The goal of this research project is to develop methods which are able to accurately forecast what an observed scene looks like a few seconds from now. For instance, given frames of a video showing a traffic intersection, how can a machine anticipate the situation at the intersection a few seconds after the last observed video frame? Humans have a remarkable ability to address this task, which is used permanently, e.g., to safely navigate at an intersection, to effectively collaborate in a kitchen, and even when reading. To address this task, neuroscience hypothesizes that the situation is simulated using mental models. This helps to quickly converge to a set of likely outcomes while ruling out implausible situations. In contrast, present-day computer vision, machine learning and autonomous systems which address this challenge are at their infancy. While the last decade has shown tremendous progress for tasks which analyze observations, e.g., to detect visible objects and segment their contours, present-day systems are challenged when reasoning about something that is not directly observed, e.g., the situation a few seconds from now. Reasoning about the unobserved is challenging because the number of possibilities grows quickly. Yet, the ability to forecast is important for any system that wants to interact safely with its surroundings. To close this gap and lay the foundations for systems to anticipate, this project studies three aspects: 1) representations of the data which are suitable for forecasting, 2) properties of methods that permit accurate forecasting, and 3) what data is necessary to develop accurate models for forecasting.
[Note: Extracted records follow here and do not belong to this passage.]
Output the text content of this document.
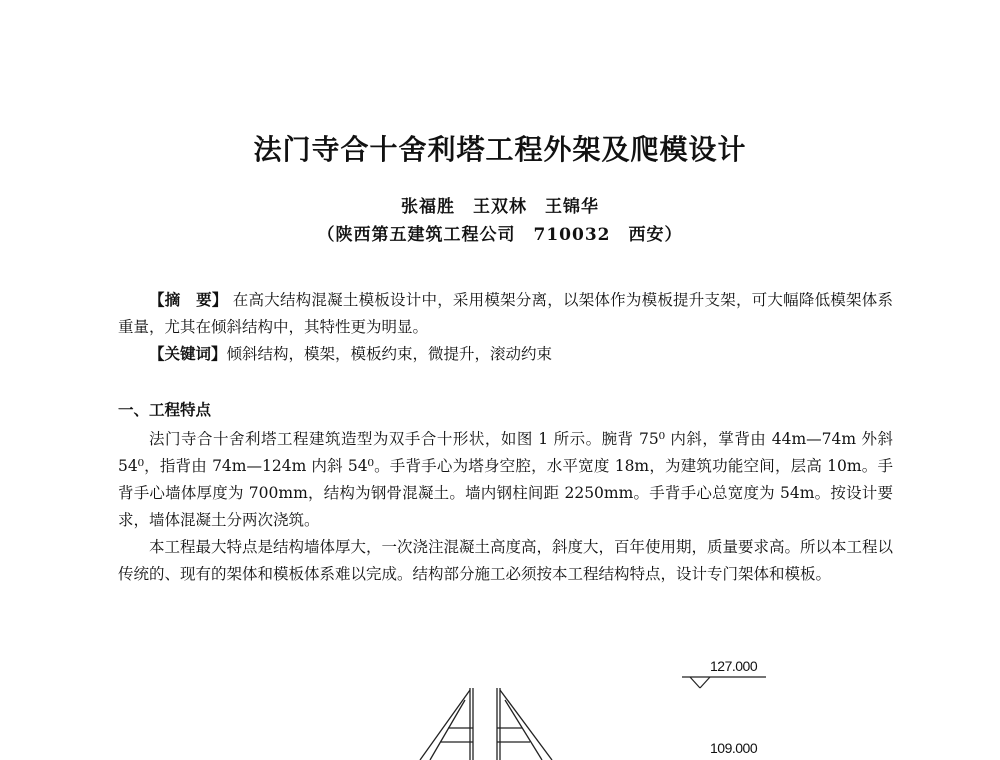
法门寺合十舍利塔工程外架及爬模设计
张福胜　王双林　王锦华
（陕西第五建筑工程公司　710032　西安）
【摘　要】 在高大结构混凝土模板设计中，采用模架分离，以架体作为模板提升支架，可大幅降低模架体系重量，尤其在倾斜结构中，其特性更为明显。
【关键词】倾斜结构，模架，模板约束，微提升，滚动约束
一、工程特点
法门寺合十舍利塔工程建筑造型为双手合十形状，如图 1 所示。腕背 75⁰ 内斜，掌背由 44m—74m 外斜 54⁰，指背由 74m—124m 内斜 54⁰。手背手心为塔身空腔，水平宽度 18m，为建筑功能空间，层高 10m。手背手心墙体厚度为 700mm，结构为钢骨混凝土。墙内钢柱间距 2250mm。手背手心总宽度为 54m。按设计要求，墙体混凝土分两次浇筑。
本工程最大特点是结构墙体厚大，一次浇注混凝土高度高，斜度大，百年使用期，质量要求高。所以本工程以传统的、现有的架体和模板体系难以完成。结构部分施工必须按本工程结构特点，设计专门架体和模板。
127.000
109.000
Technically, to address the aforementioned three aspects, the project develops methods which learn how to anticipate via visual simulation. Specifically, the methods use the observed data to retrieve a model of the scene either explicitly or implicitly (Thrust 1). The methods also learn from data how this model is transformed to match likely futures, i.e., the systems learn to perform visual simulation. For this, the methods disentangle geometry, dynamics and relations between observed entities via latent variables (Thrust 2). Disentangling is important because geometry, dynamics and relations influence futures differently. The amount and detail of the annotated data which is used to develop these methods will affect the outcomes. This project studies those relations by collecting a novel dataset (Thrust 3). The representations, algorithms and data innovations will be incorporated into undergraduate and graduate courses as well as an outreach program which is developed to teach audience-centric presentations to undergraduate and graduate students, providing an opportunity to learn to anticipate audience behavior (Thrust 4).
This award reflects NSF's statutory mission and has been deemed worthy of support through evaluation using the Foundation's intellectual merit and broader impacts review criteria.